Un soir, 22 h 30, à la sortie du métro. Un homme est assis sur le trottoir, il gémit, son petit Yorkshire aboie et s’agite, il a lâché un iPhone. Puis il bascule sur le côté, en position foetale, il ne répond pas à mes questions. Je fais le 18. Message d’accueil : « Votre numéro est enregistré. Un appel infondé sera poursuivi ». Puis un interlocuteur me demande ce que je veux. Je me présente. Je suis médecin. J’explique. Un homme est étendu au sol, ne répond pas, est en détresse, une intervention est justifiée. Je donne le lieu : l’angle de la rue de Sèvres et du Boulevard Raspail, à la sortie du métro. Réponse : « sur Paris ? » Comme s’il y avait d’autres rues de Sèvres croisant le Boulevard Raspail qu’à Paris. Puis : « C’est un SDF ? » Je pense : « Cela ferait une différence ? » Je reprends, j’essaie de rester calme et posé, de me limiter à la description du cas… Bon, on m’envoie un véhicule. Assez vite. Trois pompiers en sortent. Pas de médecin. Je me représente. On ne m’écoute pas. Le petit Yorkshire aboie quand ils s’approchent de son maître. Ils ont l’air excédé. Un grand jeune homme se charge à temps de la petite bête. L’inconnu est placé sur un brancard, je demande : « J’aimerais prendre de ses nouvelles. Dans quel hôpital l’emmenez-vous ? ». Réponse : « Je ne sais pas ». « Puis-je vous laisser mon nom, mon numéro de téléphone ? ». « Ce n’est pas la peine, on ne vous appellera pas ». « Et le chien ? ». « Attachez-le au poteau, on enverra la police ». Ils partent. Ils ont fait leur job. Rien à dire : rapides, efficaces. Nous restons là, le grand jeune homme et moi, navrés, avec un petit chien qui s’est tu et qui, peut-être, ne reverra jamais son maître.

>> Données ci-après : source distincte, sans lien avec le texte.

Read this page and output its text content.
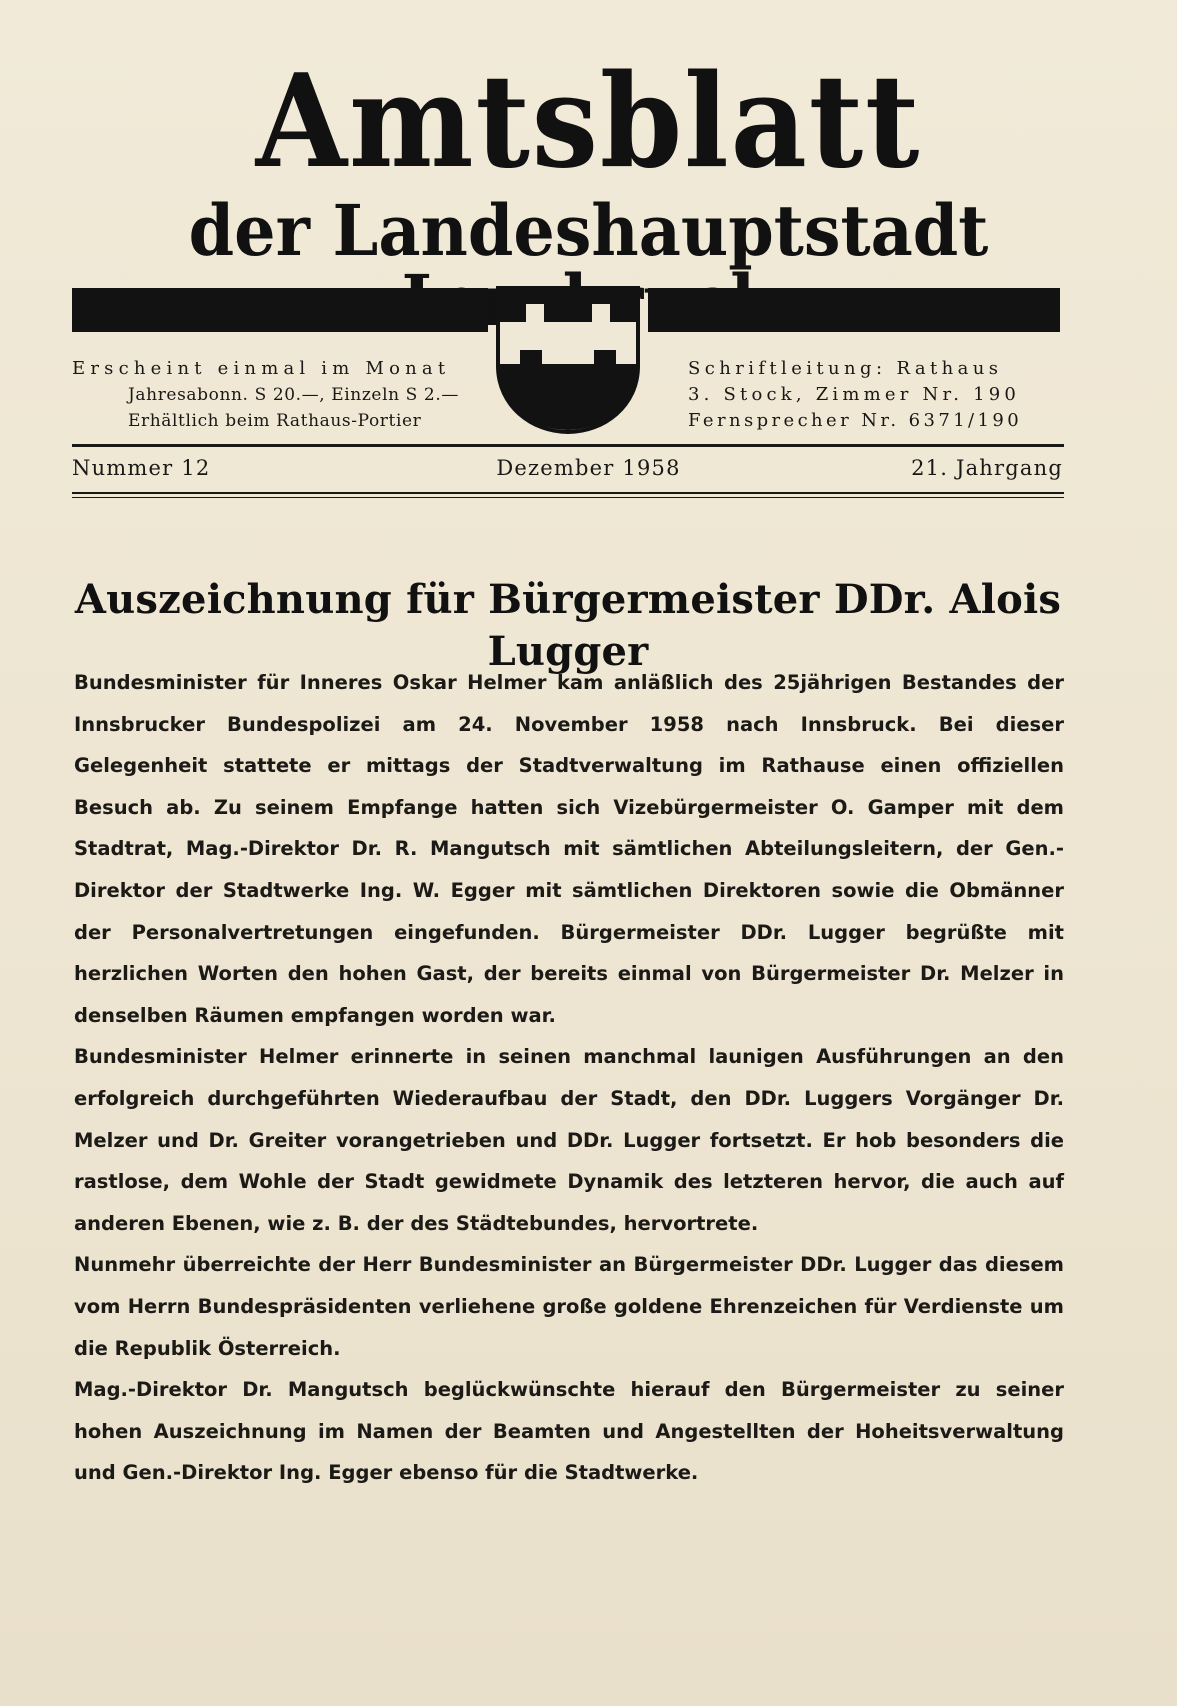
Amtsblatt
der Landeshauptstadt
Erscheint einmal im Monat
Jahresabonn. S 20.—, Einzeln S 2.—
Erhältlich beim Rathaus-Portier
Schriftleitung: Rathaus
3. Stock, Zimmer Nr. 190
Fernsprecher Nr. 6371/190
Nummer 12	Dezember 1958	21. Jahrgang
Auszeichnung für Bürgermeister DDr. Alois Lugger

Bundesminister für Inneres Oskar Helmer kam anläßlich des 25jährigen Bestandes der Innsbrucker Bundespolizei am 24. November 1958 nach Innsbruck. Bei dieser Gelegenheit stattete er mittags der Stadtverwaltung im Rathause einen offiziellen Besuch ab. Zu seinem Empfange hatten sich Vizebürgermeister O. Gamper mit dem Stadtrat, Mag.-Direktor Dr. R. Mangutsch mit sämtlichen Abteilungsleitern, der Gen.-Direktor der Stadtwerke Ing. W. Egger mit sämtlichen Direktoren sowie die Obmänner der Personalvertretungen eingefunden. Bürgermeister DDr. Lugger begrüßte mit herzlichen Worten den hohen Gast, der bereits einmal von Bürgermeister Dr. Melzer in denselben Räumen empfangen worden war.

Bundesminister Helmer erinnerte in seinen manchmal launigen Ausführungen an den erfolgreich durchgeführten Wiederaufbau der Stadt, den DDr. Luggers Vorgänger Dr. Melzer und Dr. Greiter vorangetrieben und DDr. Lugger fortsetzt. Er hob besonders die rastlose, dem Wohle der Stadt gewidmete Dynamik des letzteren hervor, die auch auf anderen Ebenen, wie z. B. der des Städtebundes, hervortrete.

Nunmehr überreichte der Herr Bundesminister an Bürgermeister DDr. Lugger das diesem vom Herrn Bundespräsidenten verliehene große goldene Ehrenzeichen für Verdienste um die Republik Österreich.

Mag.-Direktor Dr. Mangutsch beglückwünschte hierauf den Bürgermeister zu seiner hohen Auszeichnung im Namen der Beamten und Angestellten der Hoheitsverwaltung und Gen.-Direktor Ing. Egger ebenso für die Stadtwerke.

Rue de Sèvres, un soir © Luc Mary-Rabine

Folie douce

Il y avait à Liège, dans le quartier de Sainte-Marguerite, une pauvre femme qu’on appelait « la folle ». Un jour, elle s’était mise à vociférer de sa fenêtre, menaçant de se jeter dans le vide. Un attroupement s’était formé, des policiers étaient intervenus pour l’interner. On parlait alors de folie furieuse ou, au contraire, de folie douce. Le signe le plus sûr de celle-ci, sa signature en sorte, c’était de parler tout seul, en rue, à très haute voix. De nos jours, rien de plus banal que de croiser des gens qui parlent tout seuls, un écouteur à l’oreille, l’iPhone en poche. Une métaphore de notre Société, atteinte de folie douce, quand ce n’est pas de folie furieuse…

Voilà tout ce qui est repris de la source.